Weselsky gegen den Rest der Republik
Bereits siebter Streik im Tarifkonflikt – Kritik an Gewerkschaftschef wächst – Bahn will ein Drittel der Fernzüge auf die Gleise bringen
Der Lokführergewerkschaft geht es in der Tarifrunde mit der Bahn nicht schnell genug. Deshalb streikt sie wieder. Das geht den Kunden mächtig auf die Nerven, und auch andere zweifeln am Sinn der Aktion.
Berlin. Wenn Claus Weselsky vom Bahn-Tarifpoker kommt, bebt es in dem Mann. Kaum zu übersehen, wie sehr der Gewerkschafter Empörung und Aufregung dann zügeln muss. Dieses Temperament ist einer der Gründe für Weselskys siebten Streich: Schon wieder streiken die Lokführer, wieder hält tagelanges Bahn-Chaos die Republik in Atem. Doch Weselsky laufen die Zeit und seine Verbündeten davon.
Da wäre der Dachverband der Lokführergewerkschaft, der Deutsche Beamtenbund (DBB). Dessen Chef Klaus Dauderstädt gibt sich besorgt und erteilt Weselsky schon öffentlich Ratschläge: Erstmal Teilergebnisse festmachen, wenn nicht alles auf einen Schlag zu lösen sei, empfiehlt Dauderstädt am Montag in der „Süddeutschen Zeitung“. Als Weselsky dann gestern Ernst macht mit dem siebten Streik, will der Beamtenbund lieber gar nichts mehr sagen. Nur soviel: „Wir haben ein Interesse daran, dass es bald zu einer Einigung kommt.“
Weselsky will sie erzwingen. SBahnen, Regionalzüge, Fernzüge – sie sollen zwei Tage lang stillstehen, Güterzüge noch etwas länger. Millionen Reisende werden auf die Lokführer schimpfen. Und auf deren kleine, aber mächtige Gewerkschaft mit dem 56-Jährigen an ihrer Spitze. Fast vier von fünf Bahn-Lokführern sind in der GDL organisiert, das macht sie schlagkräftig.

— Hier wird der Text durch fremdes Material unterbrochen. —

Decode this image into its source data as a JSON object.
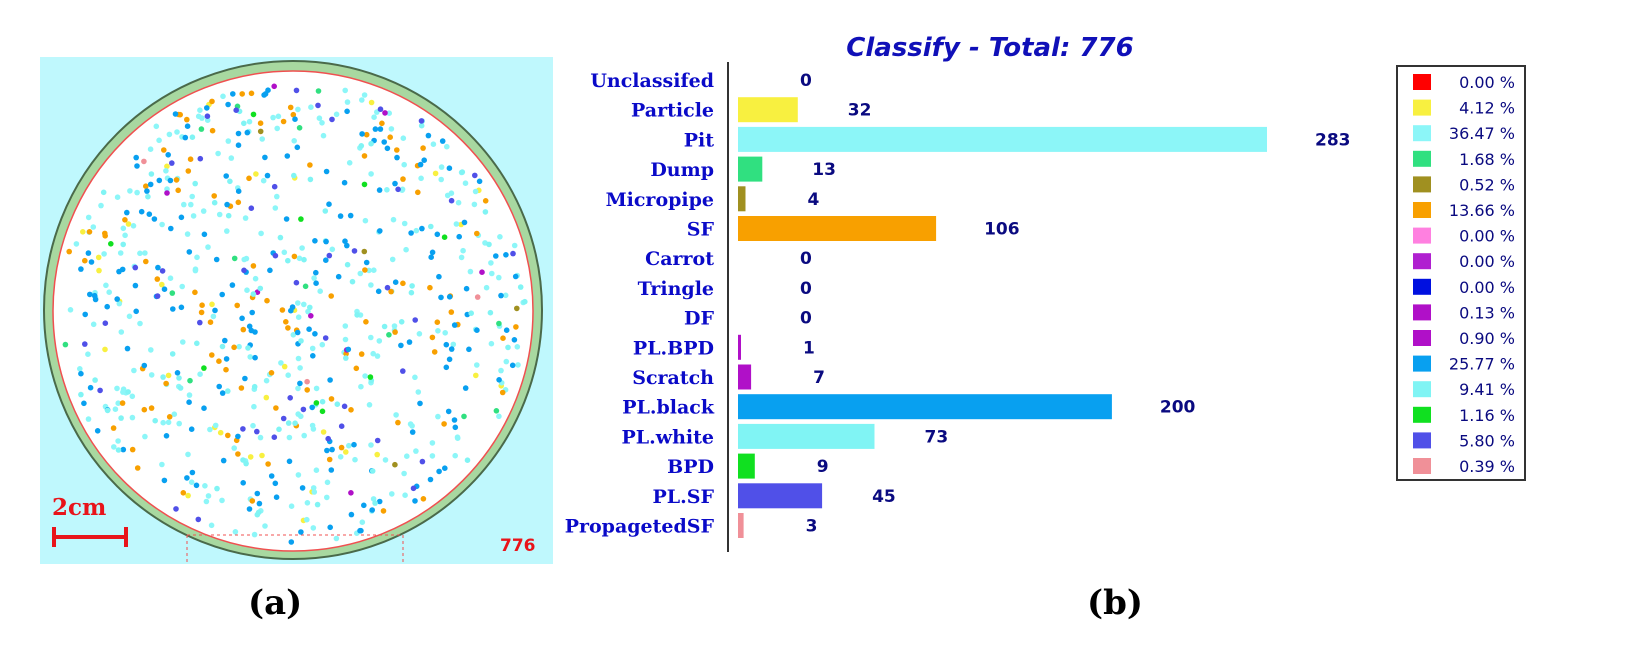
{
  "wafer": {
    "scale_label": "2cm",
    "count_label": "776",
    "colors": {
      "background": "#bff8fd",
      "rim": "#a8d8a0",
      "rim_edge": "#4a6a4a",
      "inner_edge": "#f05050",
      "scale": "#e8141a",
      "count": "#e8141a"
    }
  },
  "captions": {
    "a": "(a)",
    "b": "(b)"
  },
  "chart_data": {
    "type": "bar",
    "orientation": "horizontal",
    "title": "Classify - Total: 776",
    "categories": [
      "Unclassifed",
      "Particle",
      "Pit",
      "Dump",
      "Micropipe",
      "SF",
      "Carrot",
      "Tringle",
      "DF",
      "PL.BPD",
      "Scratch",
      "PL.black",
      "PL.white",
      "BPD",
      "PL.SF",
      "PropagetedSF"
    ],
    "values": [
      0,
      32,
      283,
      13,
      4,
      106,
      0,
      0,
      0,
      1,
      7,
      200,
      73,
      9,
      45,
      3
    ],
    "bar_colors": [
      "#ff0000",
      "#f8f040",
      "#8cf6f8",
      "#30e080",
      "#a09020",
      "#f8a000",
      "#ff80e0",
      "#b020d0",
      "#0010e0",
      "#b010c8",
      "#b010c8",
      "#08a0f0",
      "#80f4f4",
      "#10e020",
      "#5050e8",
      "#f09098"
    ],
    "legend": {
      "position": "right",
      "entries": [
        "0.00 %",
        "4.12 %",
        "36.47 %",
        "1.68 %",
        "0.52 %",
        "13.66 %",
        "0.00 %",
        "0.00 %",
        "0.00 %",
        "0.13 %",
        "0.90 %",
        "25.77 %",
        "9.41 %",
        "1.16 %",
        "5.80 %",
        "0.39 %"
      ],
      "colors": [
        "#ff0000",
        "#f8f040",
        "#8cf6f8",
        "#30e080",
        "#a09020",
        "#f8a000",
        "#ff80e0",
        "#b020d0",
        "#0010e0",
        "#b010c8",
        "#b010c8",
        "#08a0f0",
        "#80f4f4",
        "#10e020",
        "#5050e8",
        "#f09098"
      ]
    },
    "colors": {
      "title": "#1010b8",
      "category_labels": "#0a0ac8",
      "value_labels": "#0a0a80",
      "legend_text": "#0a0a80"
    }
  }
}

Viele sind nicht mehr gut zu sprechen auf Weselsky. Der Deutsche Industrieund Handelskammertag (DIHK) kritisierte den Streik der „Neuen Osnabrücker Zeitung“zufolge als „Gift für den Standort Deutschland“. „Verständnislos und bestürzt“, überschrieb der Bundesverband Groß- und Außenhandel seine Stellungnahme. „Eine kleine Gruppe versucht wieder einmal auf dem Rücken von Wirtschaft und Bevölkerung ihre Partikularinteressen durchzusetzen.“
Selbst der sonst so besonnene Personalchef Ulrich Weber hält die Zeit für gekommen, ungerechtfertigte Anschuldigungen zurückzuweisen, eine Korrektur der Tonlage und mehr Sachlichkeit zu fordern. Sonst hatte er stets versichert, er habe kein Problem mit Weselsky, seinem Gegenüber in mittlerweile 16 Verhandlungsrunden. Da hatte der Gewerkschaftschef Weber aber noch nicht der Lüge bezichtigt.
Ob die GDL den Streik in dieser Phase braucht, um in den Verhandlungen weiterzukommen, kommt auf die Perspektive an. Die Bahn beteuerte noch kurz vor dem Streik, bei der Frage der künftigen Tarifstruktur sei man doch einen Meter vor der Ziellinie gewesen. In der nächsten Woche hätten beiden Seiten über mehr Geld und Arbeitszeiten sprechen können. Weber: „Die GDL setzt ihre eigenen Erfolge aufs Spiel.“
Diese Erfolge sieht aber die GDL nach 16 Verhandlungsrunden gar nicht. Im Gegenteil, ihr geht es in den Gesprächen zu langsam voran, verbindlich sei noch nicht einmal der bisher ausgehandelte Zwischenstand vom März. Da- mals verständigten sich die beiden Tarifparteien, Zugbegleiter und Bordgastronomen in einen Flächentarifvertrag aufzunehmen, der bisher nur für die Loko- motivführer gilt. Jetzt hat sich Weselsky auf die Berufsgruppe der Lokrangierführer kapriziert. Die dürften – im Vergleich zu den besser bezahlten Lokführern – nicht zum „billigen Jakob im Tarifvertrag“werden, sagt er. Der Einsatz für diese Lokrangierführer erscheint der konkurrierenden Eisenbahn- und Verkehrsgewerkschaft (EVG) unglaubwürdig. Bisher habe sich die GDL nicht um sie gekümmert. Zudem seien drei Viertel von ihnen bei der EVG organisiert. Bei der Taktik verfolgt die GDL nicht mehr das Ziel, dass jeder Streik länger als der vorherige ist. Vor kurzem hatte Weselsky noch gedroht: „Der nächste Streik wird um die hundert Stunden lang sein.“Jetzt sind es „nur“66 im Güterverkehr und 43 im Personenverkehr. Die Bahn will sich in diesen Tagen ins Zeug legen. Trotz Streiks soll ein Drittel der Fernzüge fahren, gesteuert von beamteten Lokführern, Mitgliedern der EVG oder Unorganisierten. Beim jüngsten GDL-Ausstand im November waren viele ICE halbleer als Folge einer sich selbstzerstörenden Prophezeiung: Weil alle annahmen, dass kaum noch ein Zug fährt, stieg auch niemand in die Züge ein, die doch unterwegs waren.